Her zamanki gibi büyüleyici görünüyor.
Tek fark, daha mesafeli ve yorgun görünmesiydi.
Kızın adı Lan Qingyue'ydi.
Lan Qingyue, Wang Xian'ı görünce şok oldu, şaşırdı ve daha da fazlası… büyük bir kayıp duygusu hissetti.
“Nasıl…” Wang Xian ağzını açtı, “Son zamanlarda nasılsın?”

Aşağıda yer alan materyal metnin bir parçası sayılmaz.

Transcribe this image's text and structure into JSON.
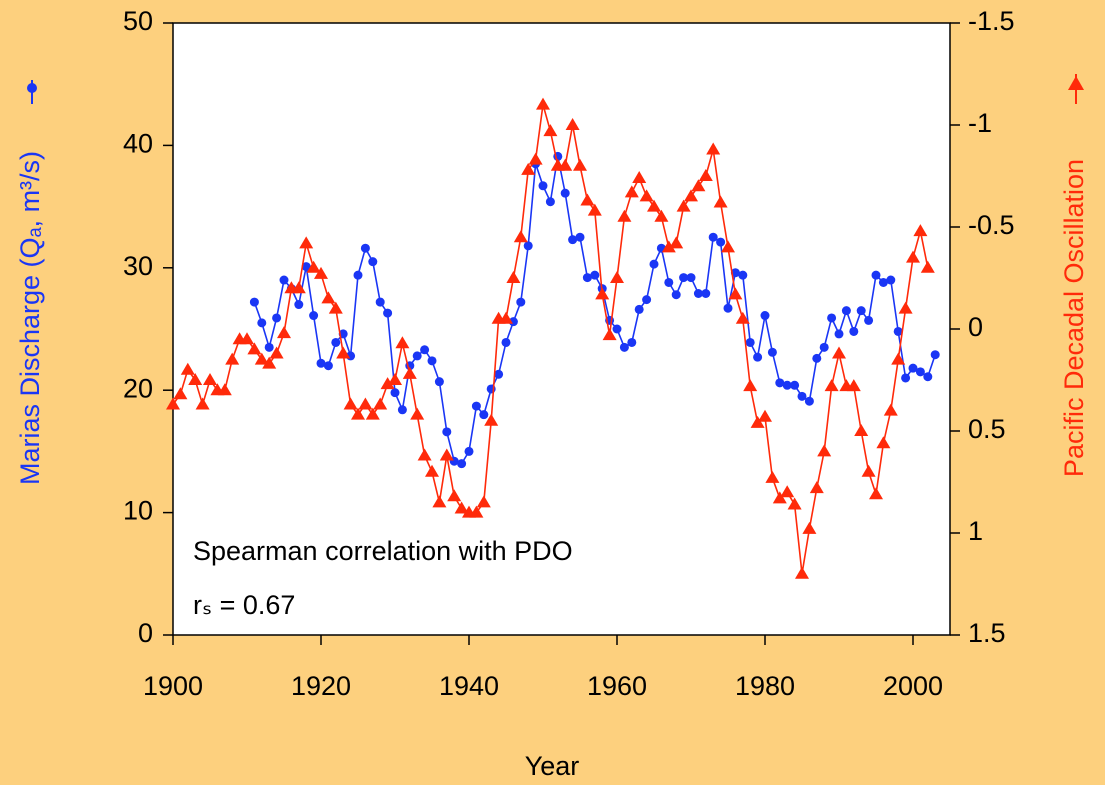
{
  "chart_data": {
    "type": "line",
    "xlabel": "Year",
    "ylabel": "Marias Discharge (Qₐ, m³/s)",
    "y2label": "Pacific Decadal Oscillation",
    "annotations": [
      "Spearman correlation with PDO",
      "rₛ = 0.67"
    ],
    "xlim": [
      1900,
      2005
    ],
    "xticks": [
      1900,
      1920,
      1940,
      1960,
      1980,
      2000
    ],
    "ylim": [
      0,
      50
    ],
    "yticks": [
      0,
      10,
      20,
      30,
      40,
      50
    ],
    "y2lim": [
      1.5,
      -1.5
    ],
    "y2ticks": [
      1.5,
      1,
      0.5,
      0,
      -0.5,
      -1,
      -1.5
    ],
    "series": [
      {
        "name": "Marias Discharge",
        "color": "#1a36f5",
        "marker": "circle",
        "x": [
          1911,
          1912,
          1913,
          1914,
          1915,
          1916,
          1917,
          1918,
          1919,
          1920,
          1921,
          1922,
          1923,
          1924,
          1925,
          1926,
          1927,
          1928,
          1929,
          1930,
          1931,
          1932,
          1933,
          1934,
          1935,
          1936,
          1937,
          1938,
          1939,
          1940,
          1941,
          1942,
          1943,
          1944,
          1945,
          1946,
          1947,
          1948,
          1949,
          1950,
          1951,
          1952,
          1953,
          1954,
          1955,
          1956,
          1957,
          1958,
          1959,
          1960,
          1961,
          1962,
          1963,
          1964,
          1965,
          1966,
          1967,
          1968,
          1969,
          1970,
          1971,
          1972,
          1973,
          1974,
          1975,
          1976,
          1977,
          1978,
          1979,
          1980,
          1981,
          1982,
          1983,
          1984,
          1985,
          1986,
          1987,
          1988,
          1989,
          1990,
          1991,
          1992,
          1993,
          1994,
          1995,
          1996,
          1997,
          1998,
          1999,
          2000,
          2001,
          2002,
          2003
        ],
        "values": [
          27.2,
          25.5,
          23.5,
          25.9,
          29.0,
          28.3,
          27.0,
          30.1,
          26.1,
          22.2,
          22.0,
          23.9,
          24.6,
          22.8,
          29.4,
          31.6,
          30.5,
          27.2,
          26.3,
          19.8,
          18.4,
          22.0,
          22.8,
          23.3,
          22.4,
          20.7,
          16.6,
          14.2,
          14.0,
          15.0,
          18.7,
          18.0,
          20.1,
          21.3,
          23.9,
          25.6,
          27.2,
          31.8,
          38.5,
          36.7,
          35.4,
          39.1,
          36.1,
          32.3,
          32.5,
          29.2,
          29.4,
          28.3,
          25.7,
          25.0,
          23.5,
          23.9,
          26.6,
          27.4,
          30.3,
          31.6,
          28.8,
          27.8,
          29.2,
          29.2,
          27.9,
          27.9,
          32.5,
          32.1,
          26.7,
          29.6,
          29.4,
          23.9,
          22.7,
          26.1,
          23.1,
          20.6,
          20.4,
          20.4,
          19.5,
          19.1,
          22.6,
          23.5,
          25.9,
          24.6,
          26.5,
          24.8,
          26.5,
          25.7,
          29.4,
          28.8,
          29.0,
          24.8,
          21.0,
          21.8,
          21.5,
          21.1,
          22.9
        ]
      },
      {
        "name": "Pacific Decadal Oscillation",
        "color": "#ff2a0a",
        "marker": "triangle",
        "axis": "y2",
        "x": [
          1900,
          1901,
          1902,
          1903,
          1904,
          1905,
          1906,
          1907,
          1908,
          1909,
          1910,
          1911,
          1912,
          1913,
          1914,
          1915,
          1916,
          1917,
          1918,
          1919,
          1920,
          1921,
          1922,
          1923,
          1924,
          1925,
          1926,
          1927,
          1928,
          1929,
          1930,
          1931,
          1932,
          1933,
          1934,
          1935,
          1936,
          1937,
          1938,
          1939,
          1940,
          1941,
          1942,
          1943,
          1944,
          1945,
          1946,
          1947,
          1948,
          1949,
          1950,
          1951,
          1952,
          1953,
          1954,
          1955,
          1956,
          1957,
          1958,
          1959,
          1960,
          1961,
          1962,
          1963,
          1964,
          1965,
          1966,
          1967,
          1968,
          1969,
          1970,
          1971,
          1972,
          1973,
          1974,
          1975,
          1976,
          1977,
          1978,
          1979,
          1980,
          1981,
          1982,
          1983,
          1984,
          1985,
          1986,
          1987,
          1988,
          1989,
          1990,
          1991,
          1992,
          1993,
          1994,
          1995,
          1996,
          1997,
          1998,
          1999,
          2000,
          2001,
          2002
        ],
        "values": [
          0.37,
          0.32,
          0.2,
          0.25,
          0.37,
          0.25,
          0.3,
          0.3,
          0.15,
          0.05,
          0.05,
          0.1,
          0.15,
          0.17,
          0.12,
          0.02,
          -0.2,
          -0.2,
          -0.42,
          -0.3,
          -0.27,
          -0.15,
          -0.1,
          0.12,
          0.37,
          0.42,
          0.37,
          0.42,
          0.37,
          0.27,
          0.25,
          0.07,
          0.22,
          0.42,
          0.62,
          0.7,
          0.85,
          0.62,
          0.82,
          0.88,
          0.9,
          0.9,
          0.85,
          0.45,
          -0.05,
          -0.05,
          -0.25,
          -0.45,
          -0.78,
          -0.83,
          -1.1,
          -0.97,
          -0.8,
          -0.8,
          -1.0,
          -0.8,
          -0.63,
          -0.58,
          -0.17,
          0.03,
          -0.25,
          -0.55,
          -0.67,
          -0.74,
          -0.65,
          -0.6,
          -0.55,
          -0.4,
          -0.42,
          -0.6,
          -0.65,
          -0.7,
          -0.75,
          -0.88,
          -0.62,
          -0.4,
          -0.17,
          -0.05,
          0.28,
          0.46,
          0.43,
          0.73,
          0.83,
          0.8,
          0.86,
          1.2,
          0.98,
          0.78,
          0.6,
          0.28,
          0.12,
          0.28,
          0.28,
          0.5,
          0.7,
          0.81,
          0.56,
          0.4,
          0.15,
          -0.1,
          -0.35,
          -0.48,
          -0.3
        ]
      }
    ]
  }
}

Lan Qingyue'nin okuldan çekilmesinden büyük ölçüde o sorumluydu. Wang Xian ona karşı her zaman suçluluk hissetmişti.
“İyiyim. Sen nasılsın?” Lan Qingyue'nin gözlerinde ışıltılar parladı, ancak yüzü ifadesiz kaldı.
“Ben de iyiyim.” Wang Xian gülümsedi.
Lan Qingyue'nin yanında olan Genç Efendi Liu, Wang Xian ve Lan Qingyue'ye tekrar baktığında şok oldu. İfadesi yavaşça korkunç bir hal aldı.
Herkes Lan Qingyue'nin bu çocukla bir ilişkisi olduğunu anlayabiliyordu.
“Qingyue, o kim?” Genç Efendi Liu karanlık bir ifadeyle sordu.
“Sadece bir sınıf arkadaşı. Hadi gidelim,” Lan Qingyue üzgün bir tonda cevap verdi ve yavaşça ilerledi.
Genç Efendi Liu, Lan Qingyue'nin arka görünümüne karışık bir ifadeyle baktı. Sonra acımasız gözlerle Wang Xian'a baktı.
Wang Xian'a doğru yürüdü ve bir uyarı fısıldadı, “Brat, kim olduğun umurumda değil. Sadece Qingyue'den uzak dur. Aksi takdirde, senin yaşayan bir cehennemde yaşamanı sağlayacağım.”
Lan Qingyue hemen ayrıldığında Wang Xian zaten kötü bir ruh halindeydi. Bu nedenle, genç adamın onu tehdit ettiğini duyduğunda sabırsızlandı. “Defol!”